Es un momento en el que todos se vuelven amables y van silbando el himno por la calle, generando una sensación espeluznante porque de golpe esta todo lookeado en celeste y blanco, desde los cartelitos de precios hasta los carros de basura, todos los ritmos son canciones de cancha, todo es argentino, espesamente argentino.
"Tengo las de la Fiera Rodríguez , esa no las tiene nadie.mirá que lindas que están"
Y la ciudad huele diferente, hay olor a asado, a bar repleto de gente, a humedad, a sudor y telas nuevas, a cigarrillo, por un rato cesa el olor a smog ya que nadie maneja y empiezan a surgir dejos de oxido, asfalto, caca de perro y todas esas cosas mínimas que están ahí todos los días pero que se nos pasan por alto.
"Nooo, yo no lo veo, lo escucho por radio sabés?

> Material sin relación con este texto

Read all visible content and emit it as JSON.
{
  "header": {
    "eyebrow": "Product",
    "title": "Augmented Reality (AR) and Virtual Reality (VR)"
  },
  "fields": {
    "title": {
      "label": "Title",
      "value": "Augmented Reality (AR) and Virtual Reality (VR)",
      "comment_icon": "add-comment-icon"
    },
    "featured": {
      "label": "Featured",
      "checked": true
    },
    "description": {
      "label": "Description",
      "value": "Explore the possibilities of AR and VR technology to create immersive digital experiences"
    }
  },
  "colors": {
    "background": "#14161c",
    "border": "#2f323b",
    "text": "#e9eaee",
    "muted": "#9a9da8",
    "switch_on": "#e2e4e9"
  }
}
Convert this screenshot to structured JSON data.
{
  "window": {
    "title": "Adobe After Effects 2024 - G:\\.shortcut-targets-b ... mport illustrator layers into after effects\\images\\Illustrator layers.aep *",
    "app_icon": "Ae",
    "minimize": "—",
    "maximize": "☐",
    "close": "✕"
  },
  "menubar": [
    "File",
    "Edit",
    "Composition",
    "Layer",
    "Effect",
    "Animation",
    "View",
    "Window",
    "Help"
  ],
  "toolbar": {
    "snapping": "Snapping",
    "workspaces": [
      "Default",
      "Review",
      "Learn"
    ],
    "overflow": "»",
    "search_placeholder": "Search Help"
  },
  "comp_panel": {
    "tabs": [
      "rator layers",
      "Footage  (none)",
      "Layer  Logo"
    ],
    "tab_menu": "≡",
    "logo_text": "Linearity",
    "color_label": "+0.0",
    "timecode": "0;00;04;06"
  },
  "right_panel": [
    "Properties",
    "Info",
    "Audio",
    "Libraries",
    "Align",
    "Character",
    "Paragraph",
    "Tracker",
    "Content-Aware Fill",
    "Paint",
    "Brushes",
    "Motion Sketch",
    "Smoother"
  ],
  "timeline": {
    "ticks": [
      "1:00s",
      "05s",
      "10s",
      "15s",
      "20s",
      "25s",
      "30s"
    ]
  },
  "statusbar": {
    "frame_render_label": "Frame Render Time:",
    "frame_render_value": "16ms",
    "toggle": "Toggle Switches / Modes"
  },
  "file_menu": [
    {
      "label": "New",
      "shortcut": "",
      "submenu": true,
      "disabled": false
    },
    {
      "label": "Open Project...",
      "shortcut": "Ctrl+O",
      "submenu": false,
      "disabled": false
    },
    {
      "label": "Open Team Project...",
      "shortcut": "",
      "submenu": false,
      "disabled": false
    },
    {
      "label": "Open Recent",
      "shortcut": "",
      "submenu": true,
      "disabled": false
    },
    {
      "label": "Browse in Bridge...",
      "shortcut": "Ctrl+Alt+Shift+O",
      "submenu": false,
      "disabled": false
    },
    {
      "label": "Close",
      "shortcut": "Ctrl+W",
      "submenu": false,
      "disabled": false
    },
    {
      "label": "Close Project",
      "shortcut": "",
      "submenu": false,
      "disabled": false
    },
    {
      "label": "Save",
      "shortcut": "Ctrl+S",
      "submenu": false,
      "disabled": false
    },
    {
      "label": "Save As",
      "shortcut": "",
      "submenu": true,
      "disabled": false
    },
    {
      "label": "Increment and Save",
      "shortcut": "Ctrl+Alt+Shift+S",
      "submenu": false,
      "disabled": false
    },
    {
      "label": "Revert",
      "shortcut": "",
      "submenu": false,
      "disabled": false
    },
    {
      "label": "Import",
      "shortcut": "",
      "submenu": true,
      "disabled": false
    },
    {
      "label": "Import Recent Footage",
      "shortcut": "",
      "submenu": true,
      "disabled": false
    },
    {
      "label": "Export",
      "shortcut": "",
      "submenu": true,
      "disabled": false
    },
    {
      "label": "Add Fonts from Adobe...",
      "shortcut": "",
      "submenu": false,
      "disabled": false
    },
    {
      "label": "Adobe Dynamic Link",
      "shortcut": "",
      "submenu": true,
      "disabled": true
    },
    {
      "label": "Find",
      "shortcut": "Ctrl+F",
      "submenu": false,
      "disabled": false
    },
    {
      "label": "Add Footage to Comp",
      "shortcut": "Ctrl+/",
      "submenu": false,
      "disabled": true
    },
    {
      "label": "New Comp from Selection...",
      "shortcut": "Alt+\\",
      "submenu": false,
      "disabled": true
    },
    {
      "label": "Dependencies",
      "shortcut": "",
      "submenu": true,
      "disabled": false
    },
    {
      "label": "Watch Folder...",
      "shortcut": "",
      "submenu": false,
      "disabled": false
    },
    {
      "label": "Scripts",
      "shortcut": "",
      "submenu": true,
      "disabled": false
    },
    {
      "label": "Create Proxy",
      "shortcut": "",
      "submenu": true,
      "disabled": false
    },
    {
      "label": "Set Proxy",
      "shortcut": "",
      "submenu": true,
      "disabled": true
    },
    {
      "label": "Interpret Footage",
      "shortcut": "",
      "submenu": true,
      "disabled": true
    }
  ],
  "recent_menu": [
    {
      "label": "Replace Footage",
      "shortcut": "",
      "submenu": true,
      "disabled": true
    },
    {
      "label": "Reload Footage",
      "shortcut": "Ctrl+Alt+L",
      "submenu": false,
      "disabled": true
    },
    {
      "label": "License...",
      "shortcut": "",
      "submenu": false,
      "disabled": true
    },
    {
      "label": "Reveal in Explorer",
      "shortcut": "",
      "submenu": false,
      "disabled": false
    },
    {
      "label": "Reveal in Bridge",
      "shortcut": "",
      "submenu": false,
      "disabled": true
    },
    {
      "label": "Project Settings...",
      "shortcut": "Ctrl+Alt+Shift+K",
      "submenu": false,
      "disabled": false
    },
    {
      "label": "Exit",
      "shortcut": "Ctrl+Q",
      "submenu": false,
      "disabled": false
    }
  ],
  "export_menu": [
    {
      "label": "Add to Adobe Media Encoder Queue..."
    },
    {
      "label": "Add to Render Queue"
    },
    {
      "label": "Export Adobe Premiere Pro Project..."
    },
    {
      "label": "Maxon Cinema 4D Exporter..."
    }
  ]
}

Me saco la radio acá afuera y le doy al volumen.sabés la cantidad de clientes mujeres que tengo mientras se juega".
Y ese estado de animo se empieza a impregnar en el pelo, en la ropa, comienza a llenarte la panza y empezás a saludar a los tipos que estás para dos firmes en sus puestos precarios, orgullosos de vender remeras truchas de Argentina y cornetas q no suenan.
"No me saqués de frente que me comprometés, mejor sacame de espalda, así, con la banderita colgada".
Te solidarizás con los locales que cierran mientras dura el partido, no importa la malaria, son 90 minutos en los que nada es más importante q esa sensación de tener puesta la camiseta.
"Ojo, sacále a esta camiseta pero que no se vea la marca, esperá que te la doblo".
Y el teléfono que no suena salvo en los entretiempos, mientras la calle queda vacía.
Y perdés por penales, y el cadete de la agencia tiene los ojos rojos a reventar, y tu jefe dejó de ser tu jefe.
"Dale che, dejen de joder con las fotos que empieza el partido"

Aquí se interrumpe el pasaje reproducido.